/regex-repo

A regular expression repository for natural history collection data.

Primary LanguagePython

regex-repo

A regular expression repository for natural history collection data.

My goal is to create a repository of regular expressions that are focused on parsing strings commonly found in records of natural history collections. There are many regex repositories avaiable on the web but this repository will not only focus on the most relevant expressions, but will also include documentation and tests to verify each regular expression.

This project is in a very early stage and will rely on the contributions of regexperts (hello iDigBio Hackathoners).

Here is a sample of how the contents of the repository might be displayed.
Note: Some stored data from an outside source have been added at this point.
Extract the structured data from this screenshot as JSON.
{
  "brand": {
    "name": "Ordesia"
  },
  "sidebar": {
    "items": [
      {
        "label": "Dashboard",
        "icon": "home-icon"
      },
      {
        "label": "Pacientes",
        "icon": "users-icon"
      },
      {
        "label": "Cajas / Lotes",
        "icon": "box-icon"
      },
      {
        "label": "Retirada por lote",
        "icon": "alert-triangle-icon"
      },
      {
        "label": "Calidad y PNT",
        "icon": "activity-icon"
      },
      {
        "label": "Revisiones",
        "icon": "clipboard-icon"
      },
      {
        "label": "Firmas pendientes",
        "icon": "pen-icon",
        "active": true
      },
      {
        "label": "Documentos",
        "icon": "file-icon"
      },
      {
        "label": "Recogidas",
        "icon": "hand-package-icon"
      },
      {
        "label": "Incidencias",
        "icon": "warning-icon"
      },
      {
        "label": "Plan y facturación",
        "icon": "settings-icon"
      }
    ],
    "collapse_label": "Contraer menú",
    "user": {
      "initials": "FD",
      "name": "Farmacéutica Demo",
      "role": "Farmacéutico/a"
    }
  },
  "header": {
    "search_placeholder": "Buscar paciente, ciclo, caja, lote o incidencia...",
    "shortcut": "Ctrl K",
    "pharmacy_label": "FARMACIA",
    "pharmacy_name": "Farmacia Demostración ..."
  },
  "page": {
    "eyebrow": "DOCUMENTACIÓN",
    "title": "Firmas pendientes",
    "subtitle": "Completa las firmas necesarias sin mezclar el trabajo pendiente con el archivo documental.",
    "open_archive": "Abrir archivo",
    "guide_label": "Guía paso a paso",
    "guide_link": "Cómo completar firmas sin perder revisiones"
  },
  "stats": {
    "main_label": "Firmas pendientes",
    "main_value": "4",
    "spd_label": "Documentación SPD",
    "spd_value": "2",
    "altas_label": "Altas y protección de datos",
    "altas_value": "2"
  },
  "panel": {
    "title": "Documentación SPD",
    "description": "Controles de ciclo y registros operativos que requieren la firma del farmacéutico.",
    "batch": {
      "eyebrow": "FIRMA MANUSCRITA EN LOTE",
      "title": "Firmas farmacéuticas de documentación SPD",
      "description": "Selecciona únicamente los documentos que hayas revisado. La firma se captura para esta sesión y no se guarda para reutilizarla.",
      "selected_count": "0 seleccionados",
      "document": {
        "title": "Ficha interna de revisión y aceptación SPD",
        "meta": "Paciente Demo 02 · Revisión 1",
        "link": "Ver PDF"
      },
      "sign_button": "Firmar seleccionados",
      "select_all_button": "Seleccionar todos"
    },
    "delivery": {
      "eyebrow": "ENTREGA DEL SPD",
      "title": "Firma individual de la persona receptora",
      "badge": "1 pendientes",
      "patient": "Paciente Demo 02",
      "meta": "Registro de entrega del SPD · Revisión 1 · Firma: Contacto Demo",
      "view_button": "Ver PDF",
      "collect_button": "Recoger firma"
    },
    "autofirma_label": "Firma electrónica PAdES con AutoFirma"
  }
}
This document is generated in the build and test process (see below).

RegEx Documents

Each regular expression has a YAML-formatted document in the ./regex directory. Below is a sample of the document contents.

authors:
- author1
- author2
created: date
description: DescriptionHere
keywords:
- key1
- key2
notes: NotesHere
regex: RegExStringHere
sampleMatches:
- sample1
- sample2
sampleNonMatches:
- sample1
- sample2
testResults:
- result1
- result2
- result3
testString: Sample string.
title: TitleHere
updated: date
uuid: uuid
version: VersionHere

Build

The build.py script reads all the regex documents in the ./regex directory and writes a summary of each into ./docs/repo-contents.md. Eventually other documents will be created to list regexes by keyword, etc. The critical testing process has not been written yet, but that is next.

Make Template

The make-template.py script will create a YAML-formatted document in the ./regex directory with boilerplate keys and values as well as a datestamp. The script generates a UUID for naming the file.